Atypical pneumonia: The meaning of this word is unfortunately multiple, and it changes depending on the context in which it is used. For example, atypical pneumonia is used by some medical personnel to mean mild or “walking” pneumonia, while others use it to describe pneumonia caused by Mycoplasma pneumoniae. Still others use the modifier to refer to all pneumonias caused by pathogens from birds that can also infect humans.
Community acquired pneumonia is pneumonia acquired outside of a hospital setting; although usually bacterial and sometimes antibiotic resistant, the term does not describe the cause.
Hospital acquired pneumonia is pneumonia acquired during a hospital stay; it’s usually bacterial and often antibiotic resistant, but the term again does not describe the cause.
Lobar pneumonia is pneumonia that at least in one (and often more) of the lobes of the lung, is consolidated, and is considered a more severe form of pneumonia, no matter what the cause.
Aspiration pneumonia is pneumonia caused by inhaling foods, saliva, vomit, or gastric contents that can act as both a chemical and infectious cause of pneumonia.
Because walking pneumonia was supposed to be a focal point of this article, and I’ve given my view as to what it is and is not, the rest of this article will focus on how walking pneumonia is often viewed by clinicians who diagnose and treat the disease. First, the symptoms of walking pneumonia are mild — usually a cough that can be frequent with little or no phlegm (also termed a dry cough), a low or absent fever (usually under 101 F), and feeling more tired after normal activities or simply have tiredness or fatigue.
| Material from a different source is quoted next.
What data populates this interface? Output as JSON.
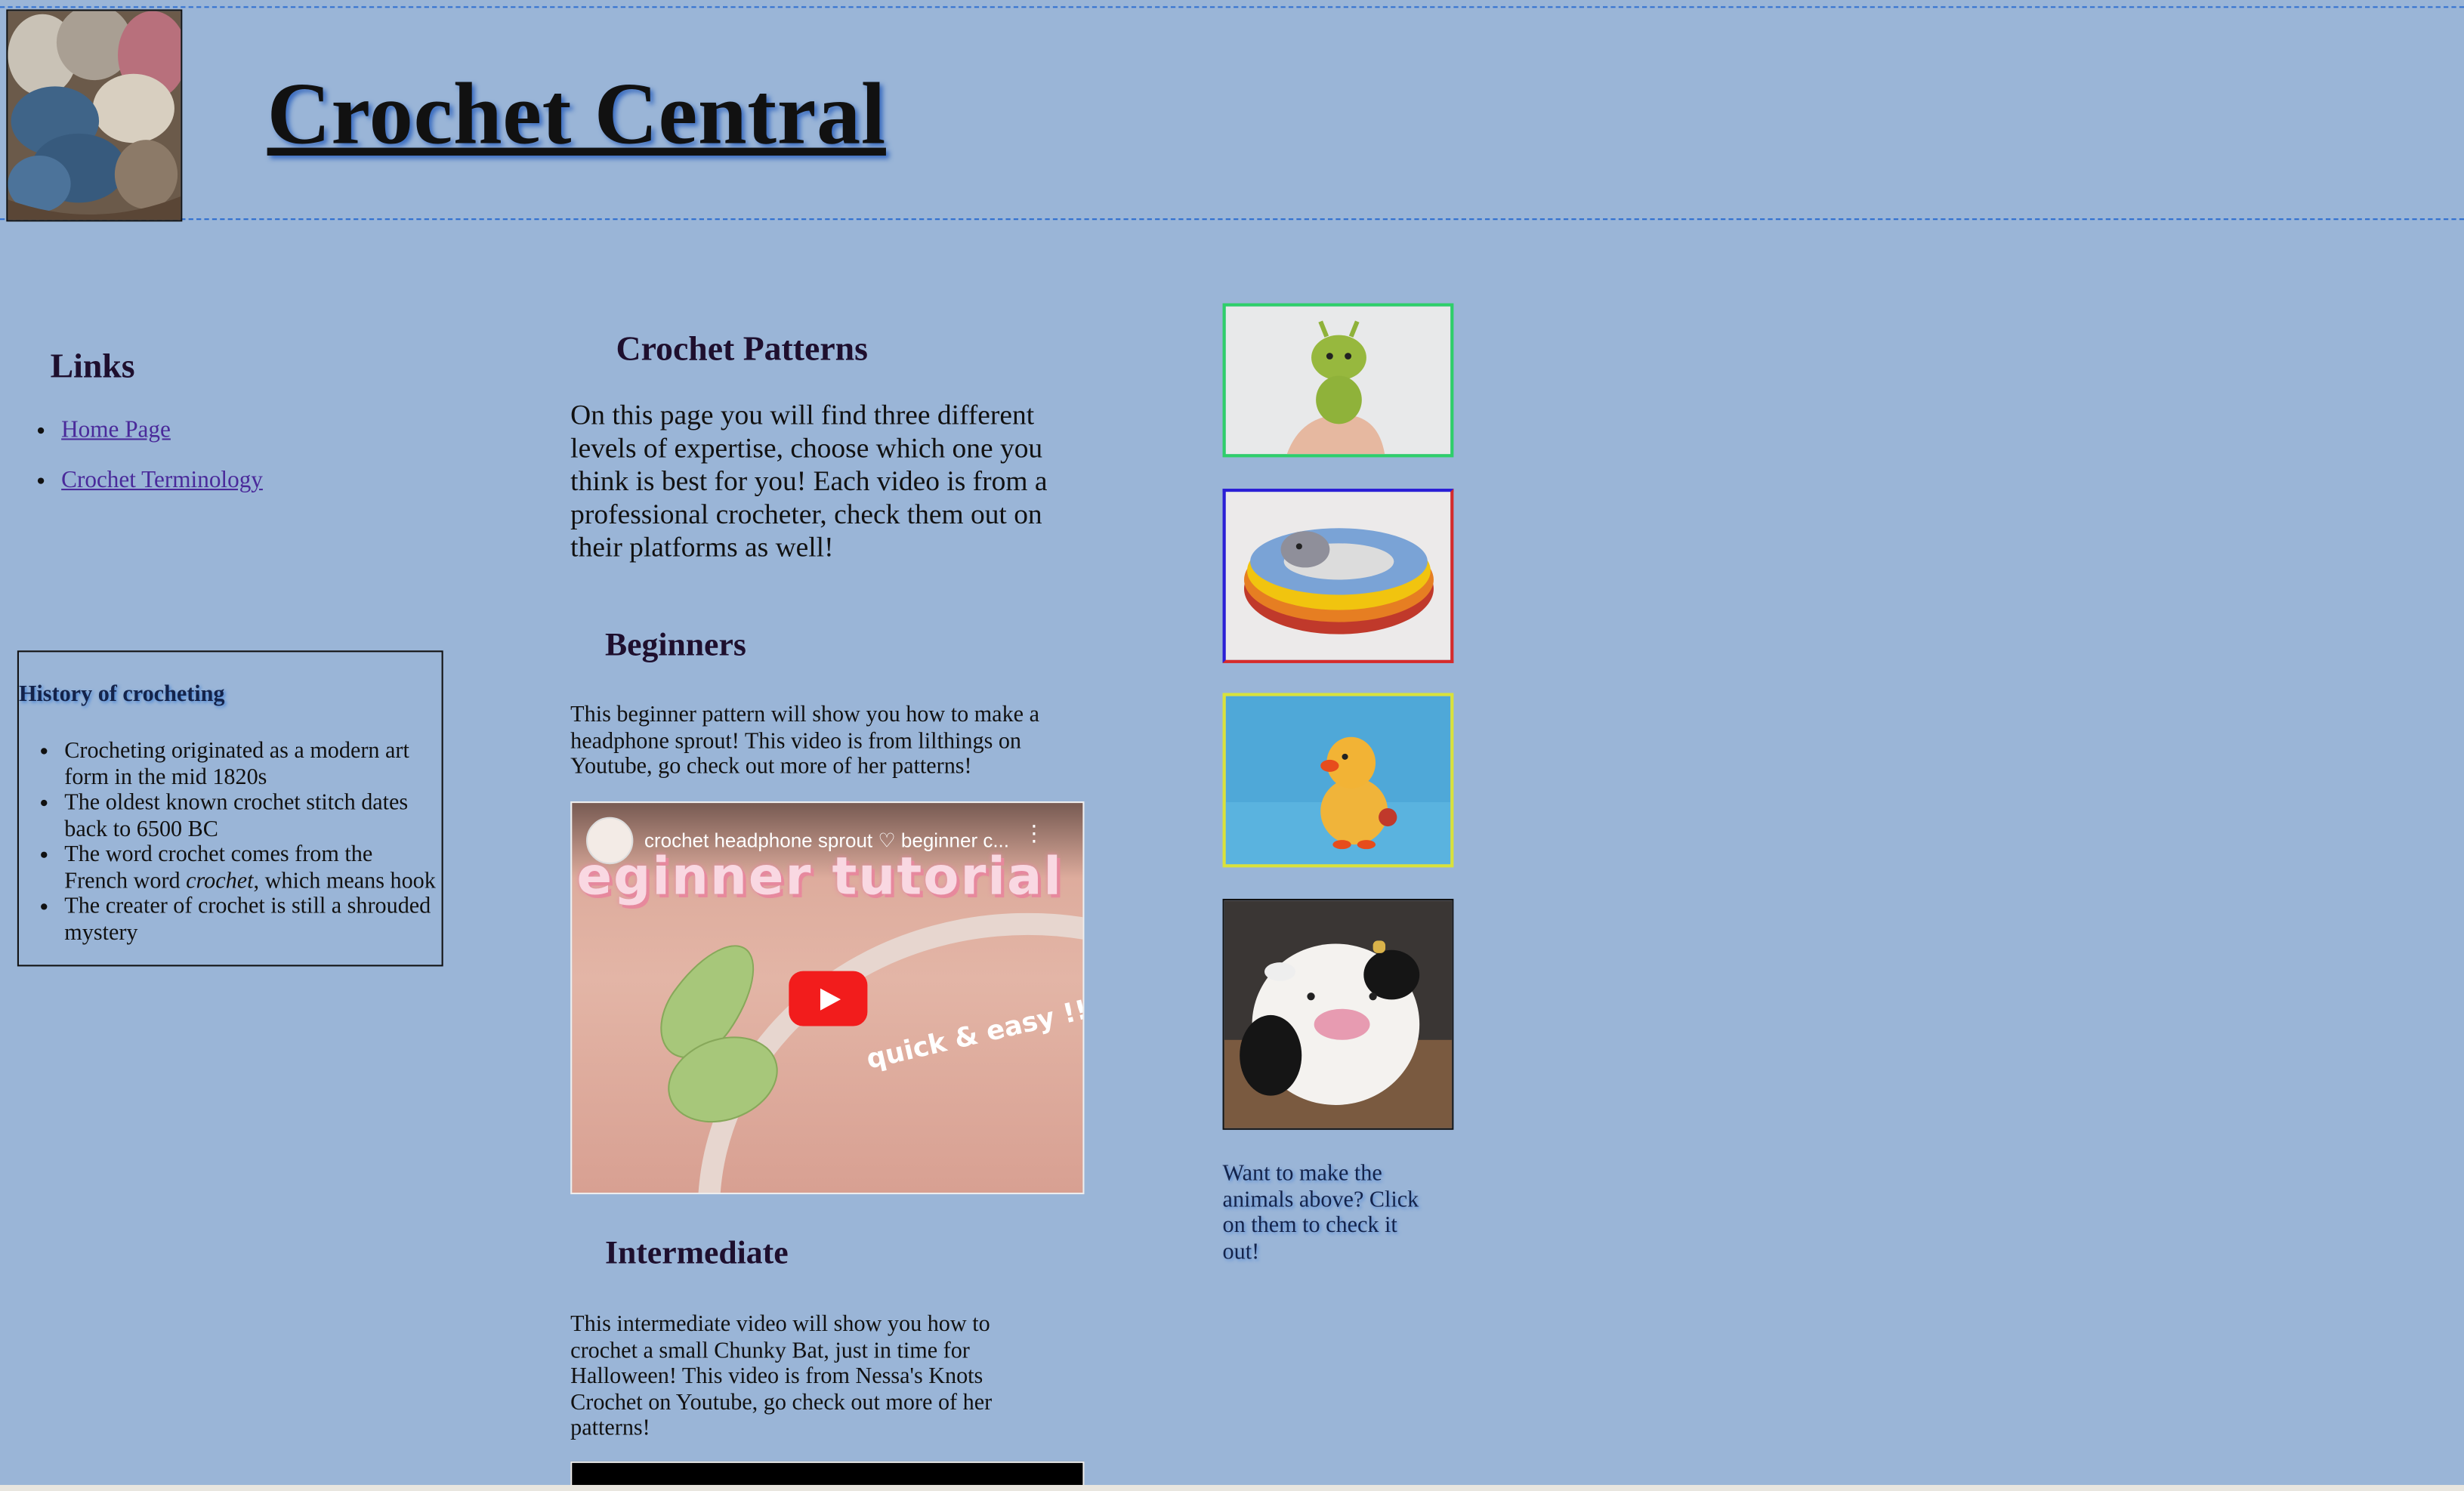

Some patients may get muscle aches or back aches, an occasional rash, appetite loss, and/or headaches. The symptoms are present for a few days usually before patients seek medical care because “the symptoms are not too bad but they just seem not to go away.” In addition, many patients have additional problems such as sinus infections, sore throats, or asthma.
Most of these symptoms can occur in both adults and children; however, children may appear more short of breath than adults. Many physicians will do a chest X-ray to help obtain evidence for a presumptive diagnosis, but others will not. Mycoplasma pneumoniae is considered the major cause of walking pneumonia by many clinicians, but it is seldom confirmed by any test. Consequently, many clinicians will give an antibiotic such as doxycycline (Vibramycin, Oracea, Adoxa, Atridox) to treat the presumed Mycoplasma infection. If the “walking pneumonia” is due to Mycoplasma, the antibiotic will help rid the person of the infection and make the person either less contagious or noncontagious. However, if the cause is not Mycoplasma, the antibiotic may not help at all. In general, walking pneumonia can be contagious for up to about a month if treatment is not given. The symptoms or recovery time also can last about a month or so if the patient is not treated.
Walking pneumonia can abate without antibiotics and the person usually recovers with no lingering problems, but occasionally symptoms become worse. Children, pregnant females, the elderly, and immunocompromised patients should seek medical care if they develop symptoms of walking pneumonia because they can more easily progress to the more severe forms of pneumonia. Some people with suppressed immune systems may seem to have walking pneumonia but actually have pneumonia caused by agents like Pneumocystis jiroveci (formerly known as Pneumocystis carinii), a fungal cause of chronic pneumonia that initially causes symptoms that resemble those of walking pneumonia.
In my view, the term “walking pneumonia” just does not give the patient enough information about their symptoms. Patients with this diagnosis should ask their doctors to please explain why they are told this is their problem and what type of follow-up is required.